Current AI programmes available to us in the NHS only have a limited scope. Comprehensive AI programmes like this will be the future of medicine, with AI acting as a co-pilot for busy doctors. With the acute shortage of radiologists in the UK, programmes like this will facilitate interpretation and reduce delays for diagnosis and treatment.
Co-author Professor Vicky Goh of King’s College London, and immediate past Chair of the Academic Committee at the Royal Society of Radiologists
11 December 2023
AI trained on X-rays can diagnose medical issues as accurately as doctors
"The ultimate second opinion”: AI just as good as doctors at analysing X -rays, shows new study
A collaborative study between Warwick, King’s College London and several NHS sites funded by a Wellcome Trust Innovator Award has demonstrated how AI can analyse X-rays and diagnose medical issues just as, or more, accurately than doctors.
The AI software can scan X-rays as soon as they are taken for possible conditions and flags any abnormalities. It then gives a percentage chance of each of the abnormalities being present. The AI also understands the seriousness of the different conditions and flags the more urgent ones to doctors accordingly.
The AI was trained on 2.8 million historic chest X-rays from over 1.5 million patients and can scan X-rays for 37 possible conditions.
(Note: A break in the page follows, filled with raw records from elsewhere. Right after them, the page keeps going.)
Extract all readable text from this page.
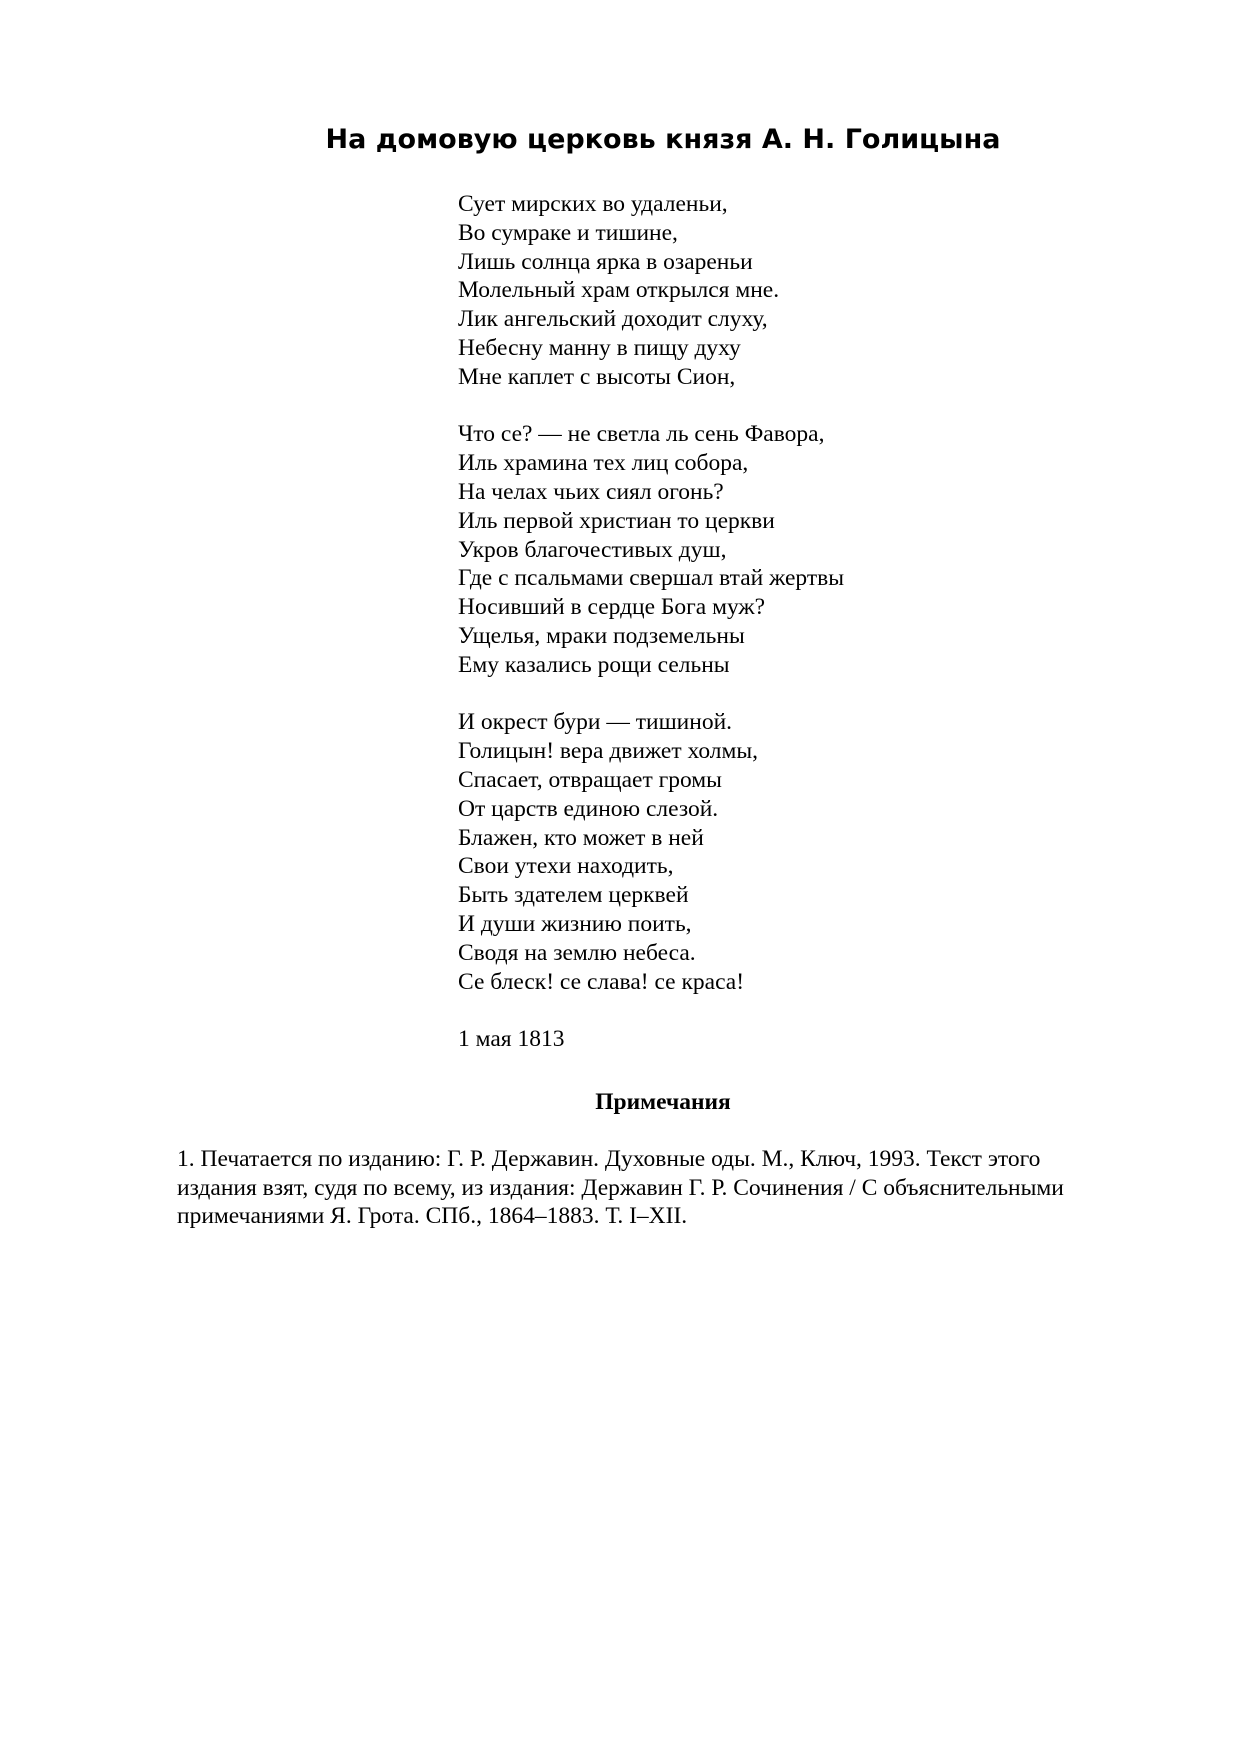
На домовую церковь князя А. Н. Голицына
Сует мирских во удаленьи,
Во сумраке и тишине,
Лишь солнца ярка в озареньи
Молельный храм открылся мне.
Лик ангельский доходит слуху,
Небесну манну в пищу духу
Мне каплет с высоты Сион,
Что се? — не светла ль сень Фавора,
Иль храмина тех лиц собора,
На челах чьих сиял огонь?
Иль первой христиан то церкви
Укров благочестивых душ,
Где с псальмами свершал втай жертвы
Носивший в сердце Бога муж?
Ущелья, мраки подземельны
Ему казались рощи сельны
И окрест бури — тишиной.
Голицын! вера движет холмы,
Спасает, отвращает громы
От царств единою слезой.
Блажен, кто может в ней
Свои утехи находить,
Быть здателем церквей
И души жизнию поить,
Сводя на землю небеса.
Се блеск! се слава! се краса!
1 мая 1813
Примечания
1. Печатается по изданию: Г. Р. Державин. Духовные оды. М., Ключ, 1993. Текст этого
издания взят, судя по всему, из издания: Державин Г. Р. Сочинения / С объяснительными
примечаниями Я. Грота. СПб., 1864–1883. Т. I–XII.
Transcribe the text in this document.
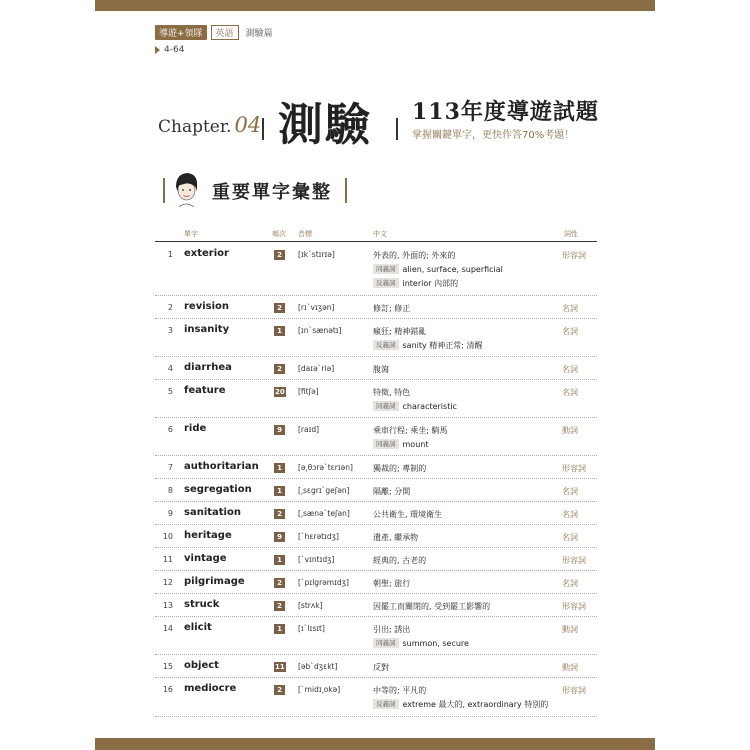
導遊+領隊	英語	測驗篇
4-64
Chapter. 04 測驗 113年度導遊試題
掌握關鍵單字，更快作答70%考題！
重要單字彙整
單字	頻次 音標	中文	詞性
1 exterior	2	[ɪk`stɪrɪə]	外表的, 外面的; 外來的
同義詞 alien, surface, superficial
反義詞 interior 內部的
形容詞
2 revision	2	[rɪ`vɪʒən]	修訂; 修正	名詞
3 insanity	1	[ɪn`sænətɪ]	瘋狂; 精神錯亂
反義詞 sanity 精神正常; 清醒
名詞
4 diarrhea	2	[daɪə`riə]	腹瀉	名詞
5 feature	20 [fitʃə]	特徵, 特色
同義詞 characteristic
名詞
6 ride	9	[raɪd]	乘車行程; 乘坐; 騎馬
同義詞 mount
動詞
7 authoritarian	1	[ə͵θɔrə`tɛrɪən]	獨裁的; 專制的	形容詞
8 segregation	1	[͵sɛgrɪ`geʃən]	隔離; 分開	名詞
9 sanitation	2	[͵sænə`teʃən]	公共衛生, 環境衛生	名詞
10 heritage	9	[`hɛrətɪdʒ]	遺產, 繼承物	名詞
11 vintage	1	[`vɪntɪdʒ]	經典的, 古老的	形容詞
12 pilgrimage	2	[`pɪlgrəmɪdʒ]	朝聖; 旅行	名詞
13 struck	2	[strʌk]	因罷工而關閉的, 受到罷工影響的	形容詞
14 elicit	1	[ɪ`lɪsɪt]	引出; 誘出
同義詞 summon, secure
動詞
15 object	11 [əb`dʒɛkt]	反對	動詞
16 mediocre	2	[`midɪ͵okə]	中等的; 平凡的
反義詞 extreme 最大的, extraordinary 特別的
形容詞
It was just as accurate or more accurate than the doctor’s analysis at the time the X-ray was taken for 35 out of 37 conditions (94%).
The programme also uses a large language model to understand the historical reports written by clinicians – the same underlying technology used by other AI programmes, such as ChatGPT.
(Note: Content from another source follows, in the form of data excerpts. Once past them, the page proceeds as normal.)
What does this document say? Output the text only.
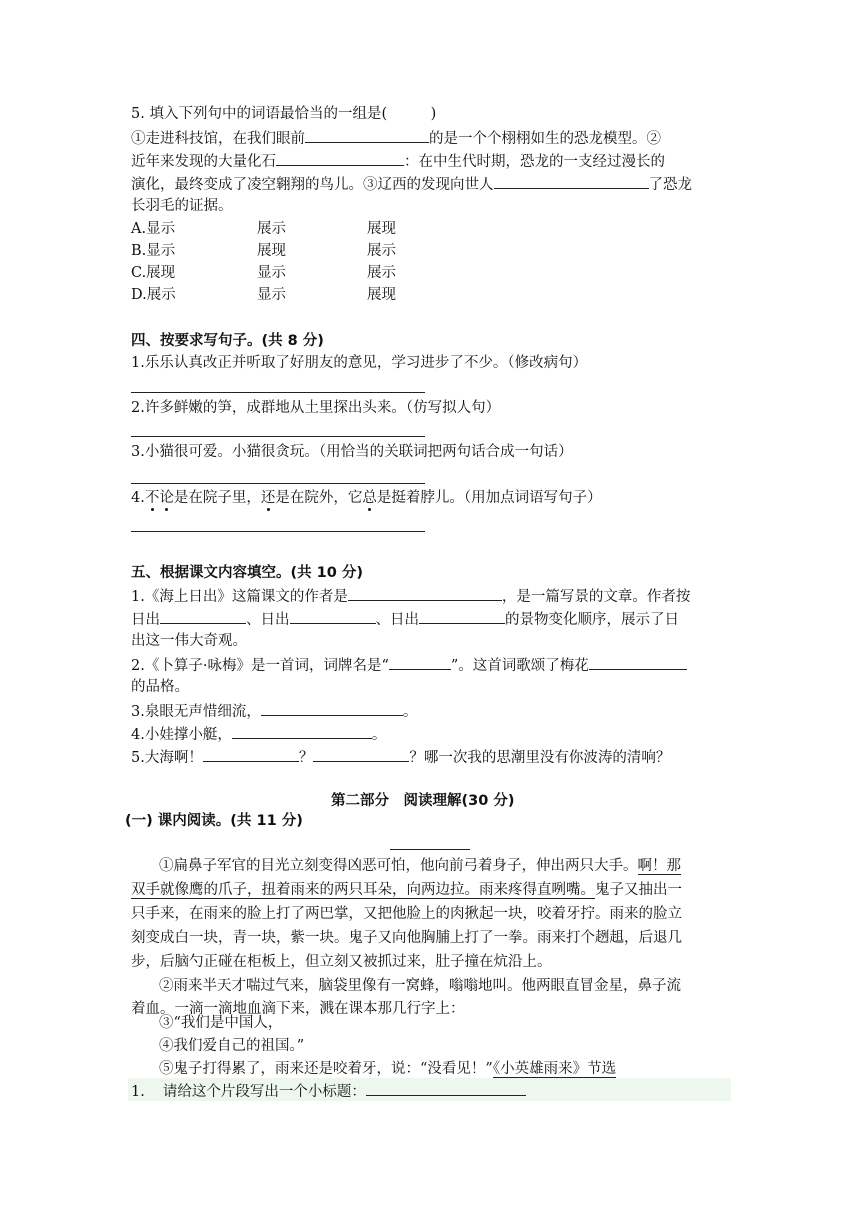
5. 填入下列句中的词语最恰当的一组是(　　　)
①走进科技馆，在我们眼前	的是一个个栩栩如生的恐龙模型。②
近年来发现的大量化石	：在中生代时期，恐龙的一支经过漫长的
演化，最终变成了凌空翱翔的鸟儿。③辽西的发现向世人	了恐龙
长羽毛的证据。
A.显示	展示	展现
B.显示	展现	展示
C.展现	显示	展示
D.展示	显示	展现
四、按要求写句子。(共 8 分)
1.乐乐认真改正并听取了好朋友的意见，学习进步了不少。（修改病句）
2.许多鲜嫩的笋，成群地从土里探出头来。（仿写拟人句）
3.小猫很可爱。小猫很贪玩。（用恰当的关联词把两句话合成一句话）
4.不论是在院子里，还是在院外，它总是挺着脖儿。（用加点词语写句子）
五、根据课文内容填空。(共 10 分)
1.《海上日出》这篇课文的作者是	，是一篇写景的文章。作者按
日出	、日出	、日出	的景物变化顺序，展示了日
出这一伟大奇观。
2.《卜算子·咏梅》是一首词，词牌名是“	”。这首词歌颂了梅花
的品格。
3.泉眼无声惜细流，	。
4.小娃撑小艇，	。
5.大海啊！	？	？哪一次我的思潮里没有你波涛的清响？
第二部分　阅读理解(30 分)
(一) 课内阅读。(共 11 分)
①扁鼻子军官的目光立刻变得凶恶可怕，他向前弓着身子，伸出两只大手。啊！那
双手就像鹰的爪子，扭着雨来的两只耳朵，向两边拉。雨来疼得直咧嘴。鬼子又抽出一
只手来，在雨来的脸上打了两巴掌，又把他脸上的肉揪起一块，咬着牙拧。雨来的脸立
刻变成白一块，青一块，紫一块。鬼子又向他胸脯上打了一拳。雨来打个趔趄，后退几
步，后脑勺正碰在柜板上，但立刻又被抓过来，肚子撞在炕沿上。
②雨来半天才喘过气来，脑袋里像有一窝蜂，嗡嗡地叫。他两眼直冒金星，鼻子流
着血。一滴一滴地血滴下来，溅在课本那几行字上：
③“我们是中国人，
④我们爱自己的祖国。”
⑤鬼子打得累了，雨来还是咬着牙，说：“没看见！”《小英雄雨来》节选
1. 请给这个片段写出一个小标题：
To verify the accuracy of the AI, a sample of over 1,400 X-rays it had analysed was cross-examined by a group of senior radiologists, who compared the diagnoses made by the AI with the historical diagnoses by radiologists at the time.
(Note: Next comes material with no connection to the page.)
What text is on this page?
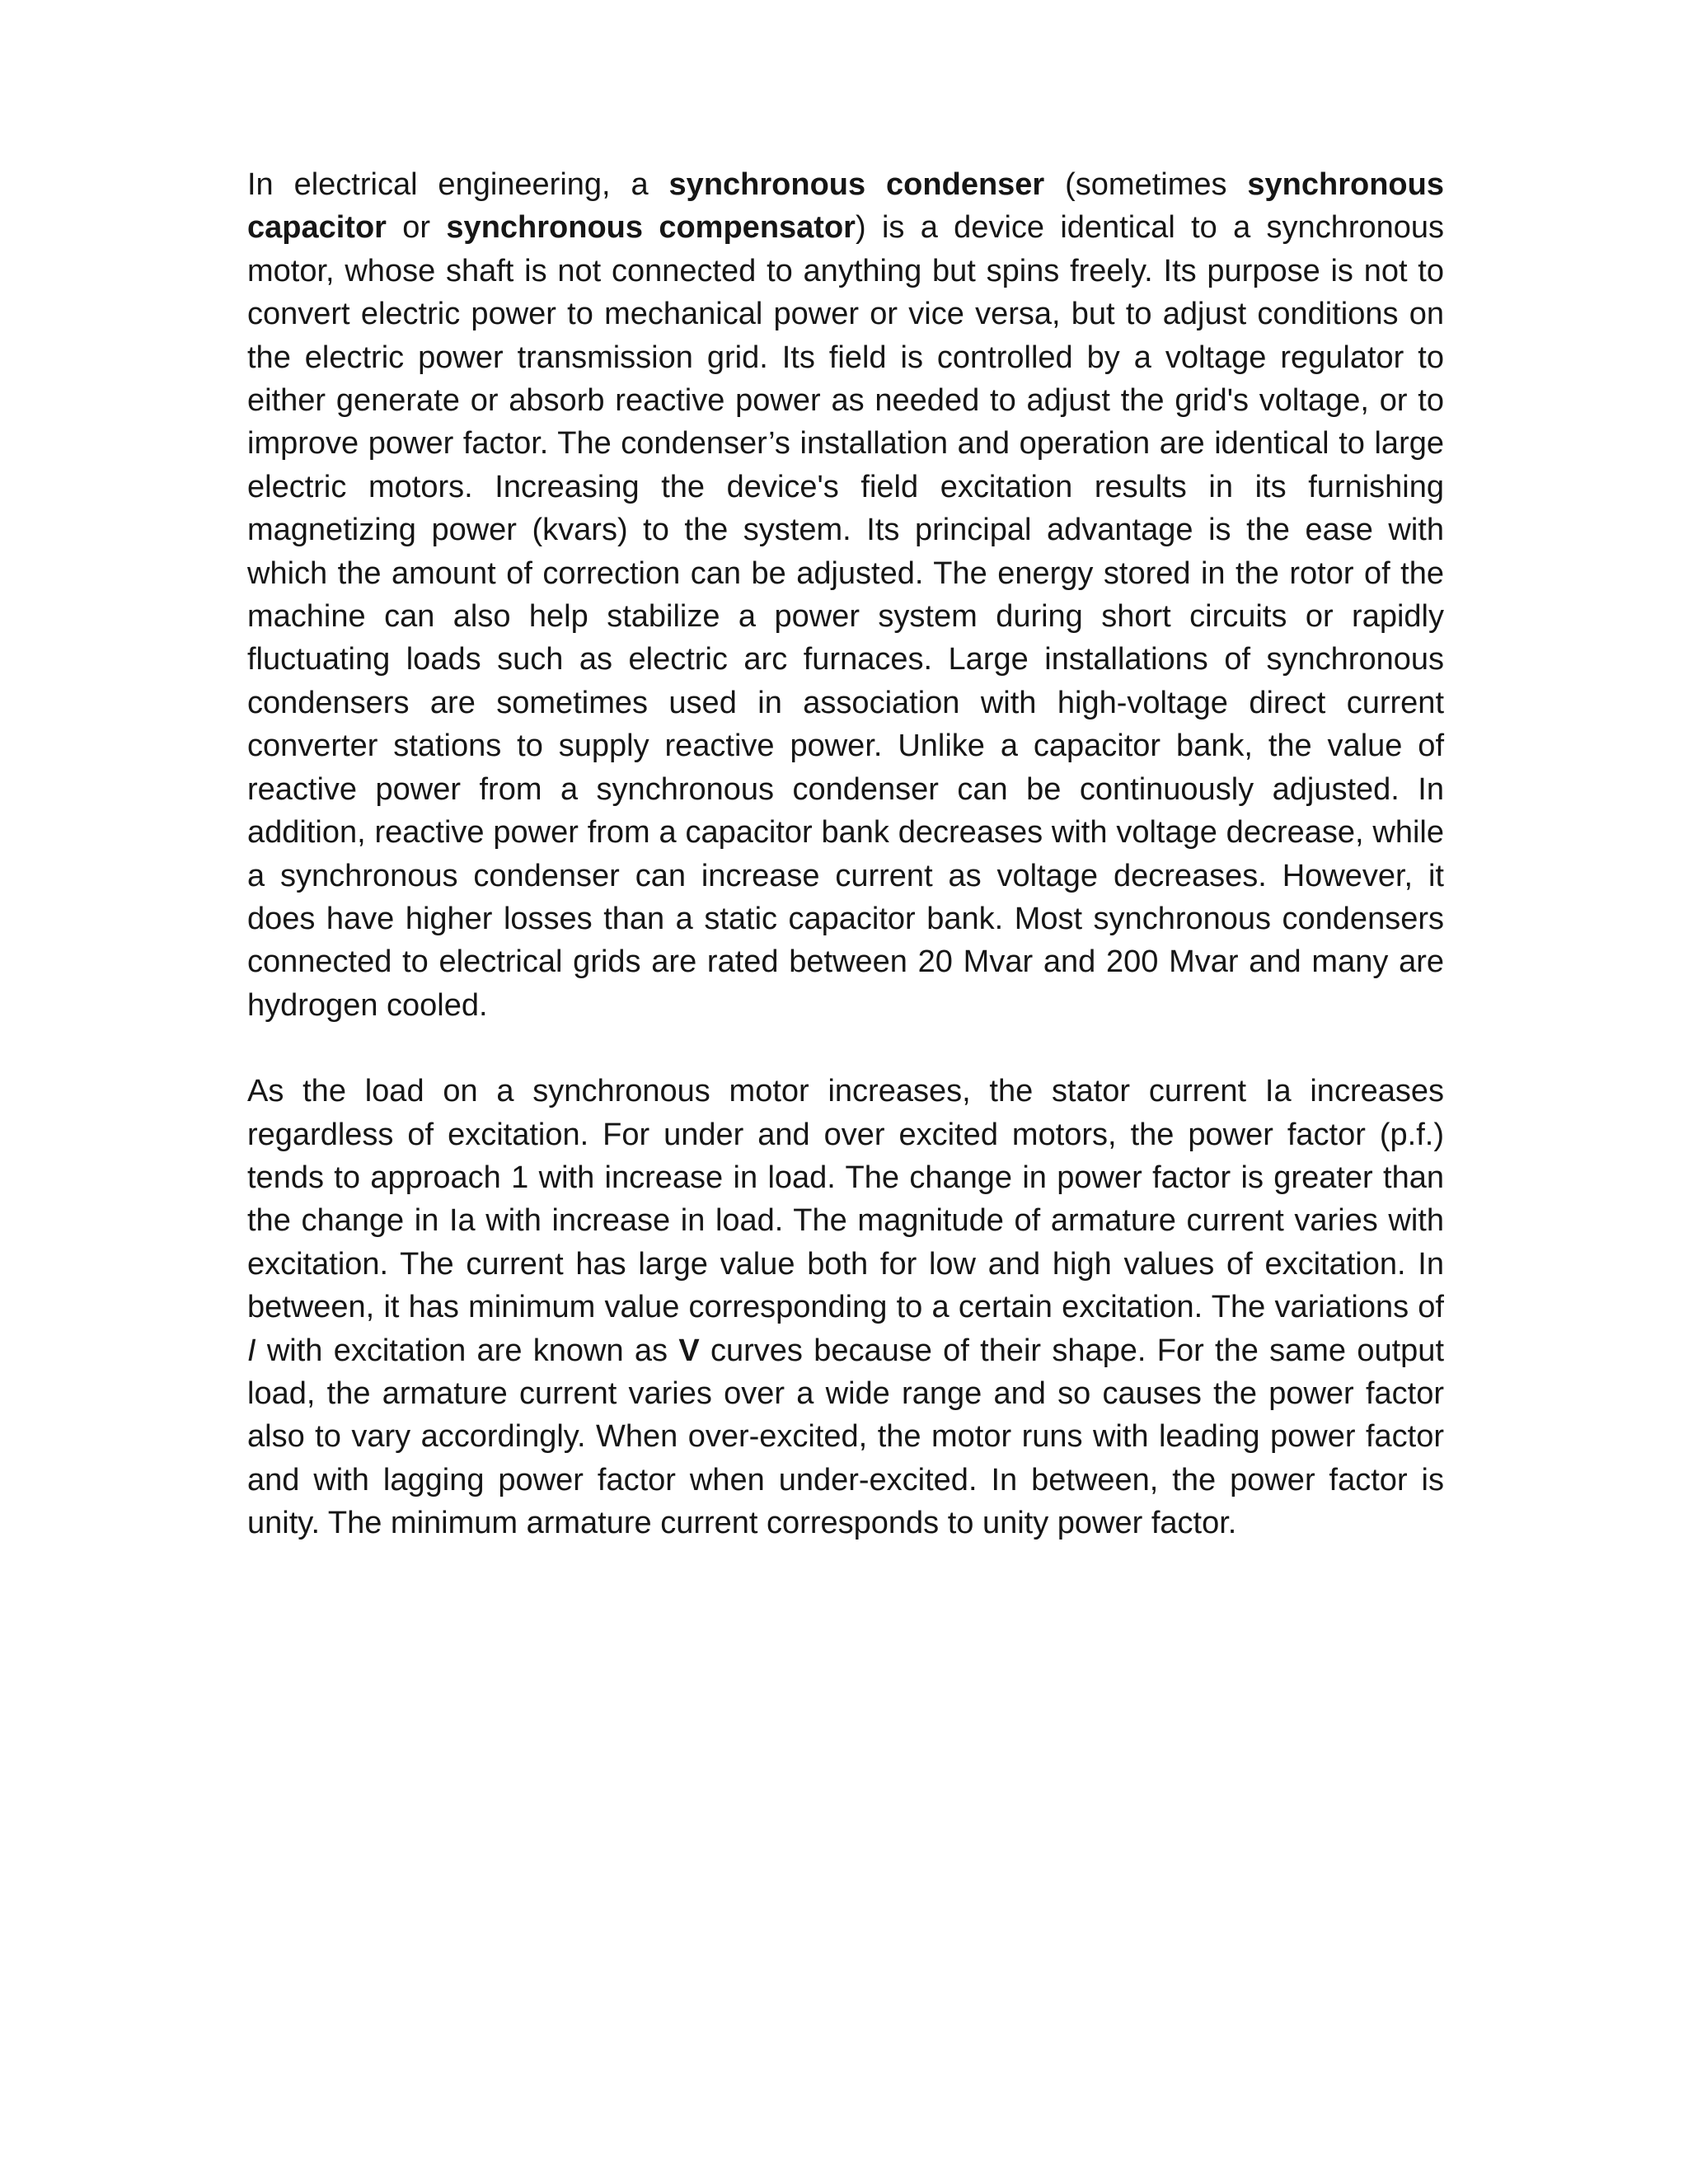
In electrical engineering, a synchronous condenser (sometimes synchronous capacitor or synchronous compensator) is a device identical to a synchronous motor, whose shaft is not connected to anything but spins freely. Its purpose is not to convert electric power to mechanical power or vice versa, but to adjust conditions on the electric power transmission grid. Its field is controlled by a voltage regulator to either generate or absorb reactive power as needed to adjust the grid's voltage, or to improve power factor. The condenser’s installation and operation are identical to large electric motors. Increasing the device's field excitation results in its furnishing magnetizing power (kvars) to the system. Its principal advantage is the ease with which the amount of correction can be adjusted. The energy stored in the rotor of the machine can also help stabilize a power system during short circuits or rapidly fluctuating loads such as electric arc furnaces. Large installations of synchronous condensers are sometimes used in association with high-voltage direct current converter stations to supply reactive power. Unlike a capacitor bank, the value of reactive power from a synchronous condenser can be continuously adjusted. In addition, reactive power from a capacitor bank decreases with voltage decrease, while a synchronous condenser can increase current as voltage decreases. However, it does have higher losses than a static capacitor bank. Most synchronous condensers connected to electrical grids are rated between 20 Mvar and 200 Mvar and many are hydrogen cooled.

As the load on a synchronous motor increases, the stator current Ia increases regardless of excitation. For under and over excited motors, the power factor (p.f.) tends to approach 1 with increase in load. The change in power factor is greater than the change in Ia with increase in load. The magnitude of armature current varies with excitation. The current has large value both for low and high values of excitation. In between, it has minimum value corresponding to a certain excitation. The variations of I with excitation are known as V curves because of their shape. For the same output load, the armature current varies over a wide range and so causes the power factor also to vary accordingly. When over-excited, the motor runs with leading power factor and with lagging power factor when under-excited. In between, the power factor is unity. The minimum armature current corresponds to unity power factor.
Dr Giovanni Montana, Professor of Data Science at Warwick, and lead author, suggested that the AI tool could either be used as a screening tool for radiologists or to offer “the ultimate second opinion”, avoiding human bias.
Dr Montana commented: “This programme has been trained on millions of X-rays and is highly accurate. It eliminates the element of human error, which is unavoidable, and bias. If a patient is referred for an X-ray with a heart problem, doctors will inevitably focus on the heart over the lungs.
“This is totally understandable but runs the risk of undetected problems in other areas. This AI eliminates that human bias – it’s the ultimate second opinion”.
There is also the possibility that the AI could look at the X-rays where no abnormalities are found, which is around half of them, and flag this to doctors in a way that could improve efficiency for the NHS. By allowing AI to weed out X-rays with no abnormalities found, radiologists will have more time to focus on challenging and more critical tests.
This AI software – entitled X-Raydar – is designed to help reduce the workload for doctors and cut delays. Remarkably, the research group has open-sourced the entire software for non-commercial uses to speed up the pace of research development in this domain.